Can You Dominate a Niche with Your Business?

niche-market

The overall theme of the Peter Thiel book, Zero to One is a study of what successful innovation looks like, primarily in tech start-ups. One of the main concepts in the book is that most of the really successful businesses have started by dominating a very specific and limited niche market.

Examples:

Southwest Airlines – a business case study that validates the niche market idea. Despite having the grand purpose to bring affordable air travel to the masses, their initial launch was in a few markets in the state of Texas. This allowed them to (relatively) bootstrap the business and gave them the opportunity to modify and perfect their business model on a small scale before expanding to the rest of the US.

Mark Zuckerberg started Facebook as a platform that was only available to students at Harvard.  Imagine if he had attempted to launch to the world which is his market now. He dominated the Harvard online social media market and moved on to other colleges before going much broader.

iTunes was initially only available to the Apple / Mac community, becoming available to the much, much larger PC / Windows based world after version 4.0 or so.

In all of these cases (and there are many more in the book) the initial focus was purposely very narrow with the idea that you need to figure out how to dominate in a narrow niche and then find a way to expand from a position of strength.

How does this apply to the rest of us?

You may not have grand plans to create the next Facebook or Southwest Airlines.  Most of us don’t, and that’s okay. Nothing works if we try to pursue other people’s dreams and there is a lot to be said for wanting to be great rather than wanting to be big. However, that doesn’t mean the idea of dominating a niche doesn’t equally apply to you on your journey toward building a great company.

If your business is fairly new, you still have the opportunity to identify a niche – a focused target market that you believe will hit your sweet spot in terms of what you know, who you know and how you would like to operate.

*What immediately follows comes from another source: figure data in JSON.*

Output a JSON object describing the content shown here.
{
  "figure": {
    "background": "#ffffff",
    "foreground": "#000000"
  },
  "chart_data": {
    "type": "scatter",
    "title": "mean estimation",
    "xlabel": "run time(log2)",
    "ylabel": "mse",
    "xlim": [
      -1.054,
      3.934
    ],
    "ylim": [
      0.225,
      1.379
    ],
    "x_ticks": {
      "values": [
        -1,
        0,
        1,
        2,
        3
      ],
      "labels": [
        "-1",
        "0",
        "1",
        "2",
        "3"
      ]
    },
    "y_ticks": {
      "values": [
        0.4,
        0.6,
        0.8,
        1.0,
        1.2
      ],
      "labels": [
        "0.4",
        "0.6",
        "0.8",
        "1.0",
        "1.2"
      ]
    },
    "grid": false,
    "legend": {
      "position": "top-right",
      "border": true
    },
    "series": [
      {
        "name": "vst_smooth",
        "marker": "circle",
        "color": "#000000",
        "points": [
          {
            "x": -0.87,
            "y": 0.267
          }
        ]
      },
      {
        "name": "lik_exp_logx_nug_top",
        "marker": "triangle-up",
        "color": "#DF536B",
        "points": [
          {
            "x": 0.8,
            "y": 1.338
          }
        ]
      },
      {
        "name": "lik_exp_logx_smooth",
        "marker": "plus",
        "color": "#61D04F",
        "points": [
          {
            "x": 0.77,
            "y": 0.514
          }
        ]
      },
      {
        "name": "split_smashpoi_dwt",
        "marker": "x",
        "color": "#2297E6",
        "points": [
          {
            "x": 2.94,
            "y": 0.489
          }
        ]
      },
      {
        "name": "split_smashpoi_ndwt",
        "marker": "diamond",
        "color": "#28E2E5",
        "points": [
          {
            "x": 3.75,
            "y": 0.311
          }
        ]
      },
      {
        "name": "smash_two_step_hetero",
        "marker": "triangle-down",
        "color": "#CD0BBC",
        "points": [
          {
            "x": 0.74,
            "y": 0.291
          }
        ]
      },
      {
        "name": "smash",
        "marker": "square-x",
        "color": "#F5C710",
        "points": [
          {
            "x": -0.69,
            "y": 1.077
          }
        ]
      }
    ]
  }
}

If you have an existing business, you may be trying to serve a broader audience – probably because you believed that doing so would give you the best chance of success. I can’t tell you how many people I’ve heard explain that they will work with anyone who has a pulse or can fog a mirror. Just so you know…excluding dead people isn’t really focusing on a niche. If you look at all the people you currently work with, and enjoy working with, there is probably a set of characteristics you can identify. Here are some possibilities to consider:

Geographic – do you serve a particular geographic area better than others?

Product Focus – is there one product or service that you’re much better at delivering (and enjoy more)?

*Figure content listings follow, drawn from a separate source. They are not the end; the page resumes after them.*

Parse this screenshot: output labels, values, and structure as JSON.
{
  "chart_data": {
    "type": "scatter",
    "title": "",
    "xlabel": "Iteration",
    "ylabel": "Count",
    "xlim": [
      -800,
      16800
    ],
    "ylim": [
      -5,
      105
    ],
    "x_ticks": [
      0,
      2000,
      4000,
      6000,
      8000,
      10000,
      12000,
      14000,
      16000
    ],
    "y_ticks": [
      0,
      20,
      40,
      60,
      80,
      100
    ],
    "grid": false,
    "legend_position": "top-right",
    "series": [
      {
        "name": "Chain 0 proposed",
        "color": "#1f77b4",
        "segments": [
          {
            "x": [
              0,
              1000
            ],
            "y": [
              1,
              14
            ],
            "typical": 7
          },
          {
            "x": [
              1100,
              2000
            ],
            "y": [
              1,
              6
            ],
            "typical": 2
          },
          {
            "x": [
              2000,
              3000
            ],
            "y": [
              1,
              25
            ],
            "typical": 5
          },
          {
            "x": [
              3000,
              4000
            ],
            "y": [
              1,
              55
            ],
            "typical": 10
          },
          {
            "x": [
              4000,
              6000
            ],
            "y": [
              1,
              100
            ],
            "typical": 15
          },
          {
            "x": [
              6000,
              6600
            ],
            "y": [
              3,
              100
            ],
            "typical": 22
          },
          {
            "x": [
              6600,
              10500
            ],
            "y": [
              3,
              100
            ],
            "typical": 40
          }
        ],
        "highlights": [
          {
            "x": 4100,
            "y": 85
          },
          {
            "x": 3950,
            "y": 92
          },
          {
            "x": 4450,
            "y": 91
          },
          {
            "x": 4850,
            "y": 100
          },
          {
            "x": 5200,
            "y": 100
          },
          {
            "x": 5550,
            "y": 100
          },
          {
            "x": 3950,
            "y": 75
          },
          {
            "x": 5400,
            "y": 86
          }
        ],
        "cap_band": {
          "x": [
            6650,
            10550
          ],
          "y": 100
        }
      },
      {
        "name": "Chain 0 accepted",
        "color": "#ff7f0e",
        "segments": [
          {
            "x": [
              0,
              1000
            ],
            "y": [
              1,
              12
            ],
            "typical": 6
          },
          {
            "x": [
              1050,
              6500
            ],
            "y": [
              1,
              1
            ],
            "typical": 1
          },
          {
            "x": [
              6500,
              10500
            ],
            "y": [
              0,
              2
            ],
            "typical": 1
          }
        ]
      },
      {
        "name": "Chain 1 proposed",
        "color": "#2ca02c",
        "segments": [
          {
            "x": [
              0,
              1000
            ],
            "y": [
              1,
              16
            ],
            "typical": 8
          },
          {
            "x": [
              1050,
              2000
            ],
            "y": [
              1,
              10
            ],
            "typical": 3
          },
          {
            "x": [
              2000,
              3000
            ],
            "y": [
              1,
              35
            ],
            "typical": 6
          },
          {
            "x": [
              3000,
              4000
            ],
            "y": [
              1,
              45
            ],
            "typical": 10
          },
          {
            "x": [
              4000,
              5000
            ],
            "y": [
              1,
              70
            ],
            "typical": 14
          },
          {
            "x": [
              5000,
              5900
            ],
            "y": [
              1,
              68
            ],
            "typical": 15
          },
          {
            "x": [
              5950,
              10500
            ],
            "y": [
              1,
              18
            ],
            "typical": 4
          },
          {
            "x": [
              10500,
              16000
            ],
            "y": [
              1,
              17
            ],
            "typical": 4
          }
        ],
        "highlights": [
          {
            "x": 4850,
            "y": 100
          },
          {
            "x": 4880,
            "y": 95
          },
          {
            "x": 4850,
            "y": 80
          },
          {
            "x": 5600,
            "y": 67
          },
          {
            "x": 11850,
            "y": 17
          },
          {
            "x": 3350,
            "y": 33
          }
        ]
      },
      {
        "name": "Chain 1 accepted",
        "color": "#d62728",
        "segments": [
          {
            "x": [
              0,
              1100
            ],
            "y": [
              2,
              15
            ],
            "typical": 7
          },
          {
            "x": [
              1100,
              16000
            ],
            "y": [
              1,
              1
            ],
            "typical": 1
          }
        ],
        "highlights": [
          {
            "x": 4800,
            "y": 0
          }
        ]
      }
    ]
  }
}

Customer Focus – what kind of clients / customers do you enjoy and help the most? Is there a logical connection (i.e. they all have kids that play soccer…or they love music…or they like to travel, eat out at fine dining…etc.).

The hardest part about picking a niche is having to say ‘No’ to other kinds of work. As an entrepreneur you’re wired to say you can do pretty much anything. It’s counter-intuitive, but the best way to grow is to say ‘No’ to things that aren’t in your niche – that’s the only way you will be able to dominate in your niche.

You can expand later…but do it from a position of strength when you have a highly profitable niche that you are dominating and where you have be able to build a great reputation and brand.

We have a CBI client that committed to saying ‘No’ to business they thought they needed to keep when they bought the business.  When they started saying ‘No’ they had over a 1,200 customers.  Their average invoice was in the $30 range when they would see some of those customers once every 3 years.  Now that they have found their niche they have 300 clients, but their average invoice is over $200 and they see their customers much more often and they make far more money than they did trying to serve so many customers.  They are on the way to dominating their niche with exactly the customers that they enjoy working with.

What would it take for you to focus your efforts?  Have you identified where you are the strongest?  Where do you already have an advantage?  Can you make the leap to saying ‘No’ to opportunities that are not in your niche?  I’d love to hear your thoughts.  Does this make sense in your world?